Palazzo Mezzanotte, sede di Borsa italiana

Crolla l'indice manifatturiero Usa, ma Wall Street assorbe il colpo e continua a crescere. Non va così bene agli indici europei che proprio in chiusura sull'onda dei dati americani perdono il guadagno di oggi. A Piazza Affari - che chiude in leggero ribasso a -0,14% - è però il giorno di Mps con il vertice che dovrà decidere le condizioni dell'aumento di capitale: alla chiusura delle contrattazioni, il titolo senese fa segnare -3,05%.

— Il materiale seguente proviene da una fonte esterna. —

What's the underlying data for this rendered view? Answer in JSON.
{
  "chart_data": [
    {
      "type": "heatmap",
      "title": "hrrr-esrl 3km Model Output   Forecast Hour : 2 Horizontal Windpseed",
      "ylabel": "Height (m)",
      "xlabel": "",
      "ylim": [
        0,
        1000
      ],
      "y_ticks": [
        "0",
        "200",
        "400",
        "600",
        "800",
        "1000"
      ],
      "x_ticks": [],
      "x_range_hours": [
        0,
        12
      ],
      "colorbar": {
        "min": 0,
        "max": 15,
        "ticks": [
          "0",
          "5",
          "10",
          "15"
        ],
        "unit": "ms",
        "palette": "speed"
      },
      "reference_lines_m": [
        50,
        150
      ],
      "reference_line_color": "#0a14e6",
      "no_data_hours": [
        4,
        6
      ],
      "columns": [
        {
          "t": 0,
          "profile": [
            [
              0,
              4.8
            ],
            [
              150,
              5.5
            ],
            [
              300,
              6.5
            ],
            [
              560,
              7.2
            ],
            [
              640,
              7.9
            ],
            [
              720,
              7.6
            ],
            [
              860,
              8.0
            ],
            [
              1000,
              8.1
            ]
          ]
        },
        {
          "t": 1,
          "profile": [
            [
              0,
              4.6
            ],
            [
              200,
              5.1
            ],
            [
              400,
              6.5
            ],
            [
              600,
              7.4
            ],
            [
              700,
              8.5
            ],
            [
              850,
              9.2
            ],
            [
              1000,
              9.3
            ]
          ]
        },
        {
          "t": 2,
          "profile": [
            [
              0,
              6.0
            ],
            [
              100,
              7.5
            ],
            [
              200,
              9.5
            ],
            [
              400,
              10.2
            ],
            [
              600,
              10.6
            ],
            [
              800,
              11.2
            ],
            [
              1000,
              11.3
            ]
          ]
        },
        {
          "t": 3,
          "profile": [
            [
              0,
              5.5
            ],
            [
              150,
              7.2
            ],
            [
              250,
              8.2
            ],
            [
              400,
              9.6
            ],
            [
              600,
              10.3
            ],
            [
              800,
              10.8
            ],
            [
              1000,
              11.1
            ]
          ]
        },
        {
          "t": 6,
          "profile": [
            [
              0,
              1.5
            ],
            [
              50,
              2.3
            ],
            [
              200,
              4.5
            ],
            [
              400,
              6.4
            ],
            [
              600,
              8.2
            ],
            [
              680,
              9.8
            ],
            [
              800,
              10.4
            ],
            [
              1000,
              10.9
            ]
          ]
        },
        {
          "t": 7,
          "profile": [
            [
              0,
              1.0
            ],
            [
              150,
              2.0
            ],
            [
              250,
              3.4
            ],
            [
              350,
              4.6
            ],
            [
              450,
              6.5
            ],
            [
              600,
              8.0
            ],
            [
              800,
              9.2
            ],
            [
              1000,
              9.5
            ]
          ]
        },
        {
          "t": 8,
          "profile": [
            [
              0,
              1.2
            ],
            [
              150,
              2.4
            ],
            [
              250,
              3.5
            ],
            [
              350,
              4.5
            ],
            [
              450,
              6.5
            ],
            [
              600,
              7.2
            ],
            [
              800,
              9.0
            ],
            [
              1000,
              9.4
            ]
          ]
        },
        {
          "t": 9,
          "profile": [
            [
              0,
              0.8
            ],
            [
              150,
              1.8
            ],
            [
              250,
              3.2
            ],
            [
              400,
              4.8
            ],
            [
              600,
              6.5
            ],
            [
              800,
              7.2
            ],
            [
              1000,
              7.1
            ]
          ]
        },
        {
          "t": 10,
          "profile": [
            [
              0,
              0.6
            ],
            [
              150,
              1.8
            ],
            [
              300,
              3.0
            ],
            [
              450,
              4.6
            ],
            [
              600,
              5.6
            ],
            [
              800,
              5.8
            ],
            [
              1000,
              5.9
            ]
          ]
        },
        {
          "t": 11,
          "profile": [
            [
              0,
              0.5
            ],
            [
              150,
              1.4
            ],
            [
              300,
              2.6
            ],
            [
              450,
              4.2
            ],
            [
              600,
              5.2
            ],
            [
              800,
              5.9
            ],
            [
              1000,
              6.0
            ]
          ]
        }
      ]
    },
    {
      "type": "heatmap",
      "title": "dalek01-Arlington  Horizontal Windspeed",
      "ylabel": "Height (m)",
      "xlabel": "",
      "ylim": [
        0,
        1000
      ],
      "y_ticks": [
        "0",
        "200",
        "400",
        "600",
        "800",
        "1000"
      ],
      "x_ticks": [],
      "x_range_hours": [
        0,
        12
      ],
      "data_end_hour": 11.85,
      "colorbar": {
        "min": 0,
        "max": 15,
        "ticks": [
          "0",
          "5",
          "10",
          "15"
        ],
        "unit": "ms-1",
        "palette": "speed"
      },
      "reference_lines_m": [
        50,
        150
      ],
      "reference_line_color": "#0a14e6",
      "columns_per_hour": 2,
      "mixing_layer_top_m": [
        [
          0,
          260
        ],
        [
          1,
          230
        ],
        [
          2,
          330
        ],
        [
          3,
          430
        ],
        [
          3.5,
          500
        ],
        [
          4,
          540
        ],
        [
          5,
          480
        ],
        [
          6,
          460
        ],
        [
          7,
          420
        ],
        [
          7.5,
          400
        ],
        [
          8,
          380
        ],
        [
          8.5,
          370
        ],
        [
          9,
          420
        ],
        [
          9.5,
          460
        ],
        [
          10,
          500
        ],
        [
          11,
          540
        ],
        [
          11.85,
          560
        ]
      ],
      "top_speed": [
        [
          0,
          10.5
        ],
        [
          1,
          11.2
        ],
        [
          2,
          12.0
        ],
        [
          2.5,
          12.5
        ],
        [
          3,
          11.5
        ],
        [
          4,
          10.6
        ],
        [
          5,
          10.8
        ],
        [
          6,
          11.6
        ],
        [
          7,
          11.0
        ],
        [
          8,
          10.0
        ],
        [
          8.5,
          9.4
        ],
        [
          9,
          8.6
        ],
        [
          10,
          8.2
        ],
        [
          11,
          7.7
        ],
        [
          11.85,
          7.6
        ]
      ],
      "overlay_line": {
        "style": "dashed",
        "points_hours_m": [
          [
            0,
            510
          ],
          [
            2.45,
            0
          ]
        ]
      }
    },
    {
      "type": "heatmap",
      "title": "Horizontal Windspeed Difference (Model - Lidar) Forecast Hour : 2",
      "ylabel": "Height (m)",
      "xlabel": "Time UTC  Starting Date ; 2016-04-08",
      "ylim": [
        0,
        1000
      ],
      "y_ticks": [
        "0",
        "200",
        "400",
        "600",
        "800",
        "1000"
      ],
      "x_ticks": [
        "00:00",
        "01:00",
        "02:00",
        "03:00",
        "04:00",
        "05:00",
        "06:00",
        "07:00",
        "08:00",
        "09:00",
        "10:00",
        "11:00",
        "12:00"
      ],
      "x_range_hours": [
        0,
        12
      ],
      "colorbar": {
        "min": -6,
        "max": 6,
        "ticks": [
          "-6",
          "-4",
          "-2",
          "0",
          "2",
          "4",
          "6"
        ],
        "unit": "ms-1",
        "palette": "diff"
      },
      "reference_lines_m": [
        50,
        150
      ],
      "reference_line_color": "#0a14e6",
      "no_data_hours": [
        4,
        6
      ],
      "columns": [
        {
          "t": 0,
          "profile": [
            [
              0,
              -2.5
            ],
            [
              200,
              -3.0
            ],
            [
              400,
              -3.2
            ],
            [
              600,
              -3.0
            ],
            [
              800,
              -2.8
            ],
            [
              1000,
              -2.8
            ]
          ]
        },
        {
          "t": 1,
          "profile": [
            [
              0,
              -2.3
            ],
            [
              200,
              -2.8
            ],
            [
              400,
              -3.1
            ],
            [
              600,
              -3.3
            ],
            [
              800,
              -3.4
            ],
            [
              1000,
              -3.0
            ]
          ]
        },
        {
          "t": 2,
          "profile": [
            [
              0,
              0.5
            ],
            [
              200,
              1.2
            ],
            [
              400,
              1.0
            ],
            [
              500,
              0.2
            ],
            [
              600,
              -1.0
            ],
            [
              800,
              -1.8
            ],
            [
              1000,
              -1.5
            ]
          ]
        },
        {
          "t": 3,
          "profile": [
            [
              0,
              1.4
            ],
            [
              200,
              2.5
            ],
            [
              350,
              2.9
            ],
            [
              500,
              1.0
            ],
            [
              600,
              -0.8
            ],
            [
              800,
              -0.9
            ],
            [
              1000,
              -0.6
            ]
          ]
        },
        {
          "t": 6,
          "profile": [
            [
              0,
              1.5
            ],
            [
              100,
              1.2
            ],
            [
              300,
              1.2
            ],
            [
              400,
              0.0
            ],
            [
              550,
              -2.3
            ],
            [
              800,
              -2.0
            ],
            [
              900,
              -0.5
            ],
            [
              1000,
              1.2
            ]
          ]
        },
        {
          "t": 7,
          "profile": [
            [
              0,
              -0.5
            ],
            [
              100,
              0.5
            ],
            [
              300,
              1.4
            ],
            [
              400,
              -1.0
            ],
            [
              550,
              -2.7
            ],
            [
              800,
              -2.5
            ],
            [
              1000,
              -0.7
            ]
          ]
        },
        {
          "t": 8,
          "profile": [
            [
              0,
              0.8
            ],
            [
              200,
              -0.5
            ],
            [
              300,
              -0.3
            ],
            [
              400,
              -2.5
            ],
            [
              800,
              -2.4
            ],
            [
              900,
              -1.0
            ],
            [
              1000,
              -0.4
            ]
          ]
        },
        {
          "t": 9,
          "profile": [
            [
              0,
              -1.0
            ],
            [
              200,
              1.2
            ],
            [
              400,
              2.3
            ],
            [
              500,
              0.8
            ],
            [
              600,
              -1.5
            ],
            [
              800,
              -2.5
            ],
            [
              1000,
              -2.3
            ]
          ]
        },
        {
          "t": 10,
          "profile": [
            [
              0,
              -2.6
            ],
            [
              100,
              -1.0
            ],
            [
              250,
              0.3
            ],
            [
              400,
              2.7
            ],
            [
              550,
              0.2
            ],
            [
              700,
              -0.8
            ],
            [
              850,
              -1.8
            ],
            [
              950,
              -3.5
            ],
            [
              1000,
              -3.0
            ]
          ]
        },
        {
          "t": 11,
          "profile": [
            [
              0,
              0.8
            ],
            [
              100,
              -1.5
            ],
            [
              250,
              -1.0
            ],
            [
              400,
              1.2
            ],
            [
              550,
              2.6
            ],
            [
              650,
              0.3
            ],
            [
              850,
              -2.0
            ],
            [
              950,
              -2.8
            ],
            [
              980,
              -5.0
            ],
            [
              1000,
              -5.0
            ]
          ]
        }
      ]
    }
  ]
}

In sofferenza i titoli bancari in generale: Intesa Sanpaolo (-0,3%) fa poco meglio di Unicredit (-0,8%), mentre è ondata di venditte sulle popolari (Bpm -1,99%, Bper -1,81%, Ubi -0,65%). Tra i finanziari sorride solo Azimut (+1,65%) dopo le perdite dei giorni scorsi, prima e dopo il collocamento di una quota da parte di Timone Fiduciaria. Cade anche il lusso: Moncler -1,25%, Tod's -1,3%, Ferragamo -0,96% e Luxottica -1,3%.

Qualche segnale di tenuta dagli energetici - Eni +0,42%, Tenaris +1,95%, A2a +1,09%, Terna +0,83%, Saipem +0,32% - mentre guadagnano gli industriali, da Fca (+0,64%) a Cnh Industrial (+1,56%) e Finmeccanica (+1,13%).